Am Mittwochmorgen

Festnahme nach Polizei-Razzia in NRW: Einsatzkräfte finden scharfe Waffen

Die Polizei in NRW hatte am Mittwochmorgen (17. November) einen großen Einsatz in vielen Städten. Auch Spezialeinheiten kamen zum Zug.

Update, Mittwoch (17. November), 16 Uhr: Duisburg – Der große Razzia-Einsatz gegen Drogenkriminalität in NRW und einigen Städten des Ruhrgebiets ist beendet. Wie die Duisburger Polizei und Staatsanwaltschaft in einer gemeinsamen Mitteilung erklären, wurden im Rahmen des Einsatzes am Mittwoch insgesamt sechs Haftbefehle vollstreckt.

ArtPolizei-Razzia
BundeslandNRW
DatumMittwoch, 17. November

Große Razzia in NRW und dem Ruhrgebiet: Polizei stellt scharfe Waffen sicher

Zwei weitere Verdächtige konnten vorläufig festgenommen werden. Diese wurden jedoch später wieder entlassen. Den Männern zwischen 23 und 39 Jahren werde vorgeworfen, Teil einer Tätergruppe zu sein, die im großen Stil mit Drogen gehandelt und letztere auch selbst angebaut und hergestellt zu haben.

An mehreren Orten haben die Einsatzkräfte außerdem verschiedene Beweismittel sicherstellen können. Sie sicherten unter anderem zwei scharfe Schusswaffen sowie Munition in Wuppertal und Gladbeck, Bargeld in sechsstelliger Höhe (zum Großteil in Duisburg), mehrere Kilogramm Marihuana in einer Lagerhalle in Langenfeld und weitere Substanzen zum Herstellen von Drogen in Wuppertal. Bei einer Firma in Essen stießen Polizisten außerdem auf eine im Aufbau befindliche Cannabisplantage.

In mehreren Städten in NRW hat es am Mittwoch eine große Razzia gegeben.

Die Duisburger Kripo werde das gesammelte Beweismaterial jetzt sichten und weitere Ermittlungen einleiten.

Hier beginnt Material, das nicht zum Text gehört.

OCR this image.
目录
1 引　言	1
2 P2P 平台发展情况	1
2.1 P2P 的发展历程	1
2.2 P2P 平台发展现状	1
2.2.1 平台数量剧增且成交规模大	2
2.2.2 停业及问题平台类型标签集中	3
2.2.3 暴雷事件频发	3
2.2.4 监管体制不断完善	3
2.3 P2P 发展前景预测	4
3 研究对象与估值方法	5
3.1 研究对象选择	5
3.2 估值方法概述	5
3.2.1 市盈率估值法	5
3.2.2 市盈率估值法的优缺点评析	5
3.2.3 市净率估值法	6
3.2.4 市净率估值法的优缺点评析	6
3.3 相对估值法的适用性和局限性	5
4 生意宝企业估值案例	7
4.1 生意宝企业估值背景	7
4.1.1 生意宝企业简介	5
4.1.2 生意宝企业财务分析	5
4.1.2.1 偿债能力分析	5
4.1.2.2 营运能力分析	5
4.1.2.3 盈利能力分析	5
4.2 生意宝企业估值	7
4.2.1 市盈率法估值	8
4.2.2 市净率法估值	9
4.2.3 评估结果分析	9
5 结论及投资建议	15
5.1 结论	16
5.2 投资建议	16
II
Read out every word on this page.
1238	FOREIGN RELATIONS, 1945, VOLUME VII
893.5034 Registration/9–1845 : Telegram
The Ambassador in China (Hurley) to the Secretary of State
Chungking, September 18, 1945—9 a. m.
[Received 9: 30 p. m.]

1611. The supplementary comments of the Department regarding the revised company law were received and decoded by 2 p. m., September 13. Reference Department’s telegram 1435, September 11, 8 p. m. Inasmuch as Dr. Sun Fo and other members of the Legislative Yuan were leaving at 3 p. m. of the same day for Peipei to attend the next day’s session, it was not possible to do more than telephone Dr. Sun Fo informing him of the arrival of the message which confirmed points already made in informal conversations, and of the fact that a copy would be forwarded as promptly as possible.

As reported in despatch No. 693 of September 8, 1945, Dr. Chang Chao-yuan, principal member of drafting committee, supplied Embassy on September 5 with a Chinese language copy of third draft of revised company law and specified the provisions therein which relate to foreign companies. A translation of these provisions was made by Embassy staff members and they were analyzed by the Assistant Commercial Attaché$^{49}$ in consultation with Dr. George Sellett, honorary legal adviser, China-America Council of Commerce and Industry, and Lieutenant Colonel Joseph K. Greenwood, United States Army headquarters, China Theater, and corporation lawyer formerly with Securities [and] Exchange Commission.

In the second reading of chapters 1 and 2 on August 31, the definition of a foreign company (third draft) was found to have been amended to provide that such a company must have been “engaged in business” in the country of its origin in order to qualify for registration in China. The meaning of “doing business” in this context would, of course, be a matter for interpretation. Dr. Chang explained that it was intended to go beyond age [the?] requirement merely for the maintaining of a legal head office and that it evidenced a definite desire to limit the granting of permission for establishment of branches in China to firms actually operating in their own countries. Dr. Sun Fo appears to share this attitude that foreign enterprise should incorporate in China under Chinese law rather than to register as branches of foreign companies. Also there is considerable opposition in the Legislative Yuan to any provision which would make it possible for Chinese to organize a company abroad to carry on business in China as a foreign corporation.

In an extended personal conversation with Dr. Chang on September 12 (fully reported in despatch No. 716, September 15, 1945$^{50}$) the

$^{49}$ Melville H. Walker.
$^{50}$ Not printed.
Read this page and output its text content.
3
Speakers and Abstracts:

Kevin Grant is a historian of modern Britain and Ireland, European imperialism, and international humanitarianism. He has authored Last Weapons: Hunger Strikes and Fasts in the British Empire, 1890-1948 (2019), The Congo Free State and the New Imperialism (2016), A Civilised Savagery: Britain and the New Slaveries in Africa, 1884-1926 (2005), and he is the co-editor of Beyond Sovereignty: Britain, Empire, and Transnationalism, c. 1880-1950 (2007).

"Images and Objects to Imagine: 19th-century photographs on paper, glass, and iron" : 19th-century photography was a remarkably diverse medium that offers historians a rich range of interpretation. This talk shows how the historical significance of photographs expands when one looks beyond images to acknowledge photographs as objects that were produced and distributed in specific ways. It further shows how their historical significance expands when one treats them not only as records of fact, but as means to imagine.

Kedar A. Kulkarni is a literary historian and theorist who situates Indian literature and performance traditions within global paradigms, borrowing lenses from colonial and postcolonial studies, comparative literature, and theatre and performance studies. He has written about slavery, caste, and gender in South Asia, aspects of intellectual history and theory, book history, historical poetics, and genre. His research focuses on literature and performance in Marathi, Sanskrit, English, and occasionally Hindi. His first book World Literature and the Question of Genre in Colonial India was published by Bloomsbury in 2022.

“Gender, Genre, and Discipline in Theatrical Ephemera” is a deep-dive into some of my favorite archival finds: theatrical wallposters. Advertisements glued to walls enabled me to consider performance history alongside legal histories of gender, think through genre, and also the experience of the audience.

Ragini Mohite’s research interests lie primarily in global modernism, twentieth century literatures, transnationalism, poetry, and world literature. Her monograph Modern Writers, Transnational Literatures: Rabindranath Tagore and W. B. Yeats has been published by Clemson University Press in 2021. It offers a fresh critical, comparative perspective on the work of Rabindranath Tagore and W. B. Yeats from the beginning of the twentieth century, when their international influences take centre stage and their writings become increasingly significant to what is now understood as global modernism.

Ursprungsmeldung, Mittwoch (17. November), 8.20 Uhr: Viel Blaulicht, hunderte Polizisten und Spezialeinheiten waren in NRW am Mittwochmorgen in mehreren Städten unterwegs – auch im Ruhrgebiet.

NRW: Polizei heute mit Großeinsatz in vielen Städten – auch Sondereinheiten im Einsatz

Seit den frühen Morgenstunden (17. November) durchsuchte die Polizei 47 Objekte in ganz Nordrhein-Westfalen „im Rahmen eines aufwendigen, verdeckt geführten Verfahrens gegen die organisierte Kriminalität im Bereich des Drogen- und Waffenhandels“, so die federführende Polizei in Duisburg.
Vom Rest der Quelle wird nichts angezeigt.